Il a, en outre, mis l’accent sur la révolution numérique qui a changé le mode de vie des citoyens et toutes les activités humaines, relevant que cette technologie est appliquée au niveau des habitations, du transport, des administrations, des assurances et des banques.
Dans ce sillage, il a fait savoir que l’intelligence artificielle a pu connecter, non seulement les données à l’homme, mais les données entre elles, permettant de faire des échanges virtuels, des réservations d’hôtel et des recrutements au niveau des entreprises.

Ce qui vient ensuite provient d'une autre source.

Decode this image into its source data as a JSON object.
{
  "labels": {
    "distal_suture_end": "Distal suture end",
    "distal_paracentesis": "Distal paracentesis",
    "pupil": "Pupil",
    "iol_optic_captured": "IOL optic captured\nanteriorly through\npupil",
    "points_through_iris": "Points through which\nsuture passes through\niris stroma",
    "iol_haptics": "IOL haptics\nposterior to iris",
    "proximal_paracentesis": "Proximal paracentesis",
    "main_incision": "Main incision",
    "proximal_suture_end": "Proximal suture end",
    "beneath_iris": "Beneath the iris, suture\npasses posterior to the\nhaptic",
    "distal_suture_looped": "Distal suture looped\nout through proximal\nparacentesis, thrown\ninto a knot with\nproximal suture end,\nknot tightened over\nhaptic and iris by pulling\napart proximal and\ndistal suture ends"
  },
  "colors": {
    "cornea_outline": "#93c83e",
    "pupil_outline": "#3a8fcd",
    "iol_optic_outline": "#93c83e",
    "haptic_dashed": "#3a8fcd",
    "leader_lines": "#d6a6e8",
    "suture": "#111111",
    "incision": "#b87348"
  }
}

L’intelligence artificielle est susceptible de dépasser la volonté de l’homme, a noté le conférencier, faisant remarquer que “la singularité technologique” est l’hypothèse selon laquelle l’invention de l’intelligence artificielle déclencherait un emballement de la croissance technologique qui induirait des changements imprévisibles sur la société humaine.
Pour sa part, le secrétaire perpétuel de l’Académie du Royaume du Maroc, Abdeljalil Lahjomri, a indiqué, dans une allocution lue en son nom, que la conférence d’aujourd’hui aborde la question qui interpelle les historiens et les chercheurs et les invitent à une réflexion profonde sur le 21-ème siècle, un siècle de transformation profonde, de la révolution numérique et technologique, d’un changement de l’ordre mondial avec une montée en puissance du néo-libéralisme, ainsi que sur son arrière-plan historique, le 20-ème siècle.
M. Lahjomri a, également, souligné que l’académicien français, De Broglie, a mis l’accent sur le passage du XXe au XXIe siècle, au niveau de l’Europe et a consacré un important ouvrage, publié en 2017 et intitulé “L’impardonnable XXe siècle”, soulignant que c’est une thématique cruciale pour penser ce passage pour l’Europe et la France, mais aussi d’autres régions du monde.
Le passage du XXe au XXIe siècle a été pour le Maroc une rupture singulière, avec un passage d’un pays profondément traditionnel et un autre en modernisation et en développement, tout en préservant l’essence de sa singularité, a-t-il expliqué, ajoutant que ce passage s’est fait avec un détour douloureux pour la mémoire, à savoir celui du protectorat.
Ce cycle de conférences initié avec le collège de France constitue un rendez-vous où s’opèrent le partage des idées et des réflexions, dans le cadre d’un débat réfléchi et un lieu de réflexion pour dynamiser le rôle de la pensée dans les sociétés, pour une meilleur compréhension du monde, qui est devenu de plus en plus complexe, a-t-il souligné.
Gabriel de Broglie est un historien et essayiste, lauréats de plusieurs prix. Il est l’auteur de nombreux ouvrages de référence, parmi lesquels “Histoire politique de la revue des deux mondes” (1979), “L’Orléanisme : La ressource libérale de la France” (1981), “Madame de Genlis” (1985), “Le français pour qu’il vive” (1987) et “Guizot”(1990).
Cette conférence a été marquée par la présence de plusieurs personnalités, dont des membres de l’Académie du Royaume du Maroc, ainsi qu’une pléiade d’universitaires marocains et étrangers, historiens et étudiants doctorants.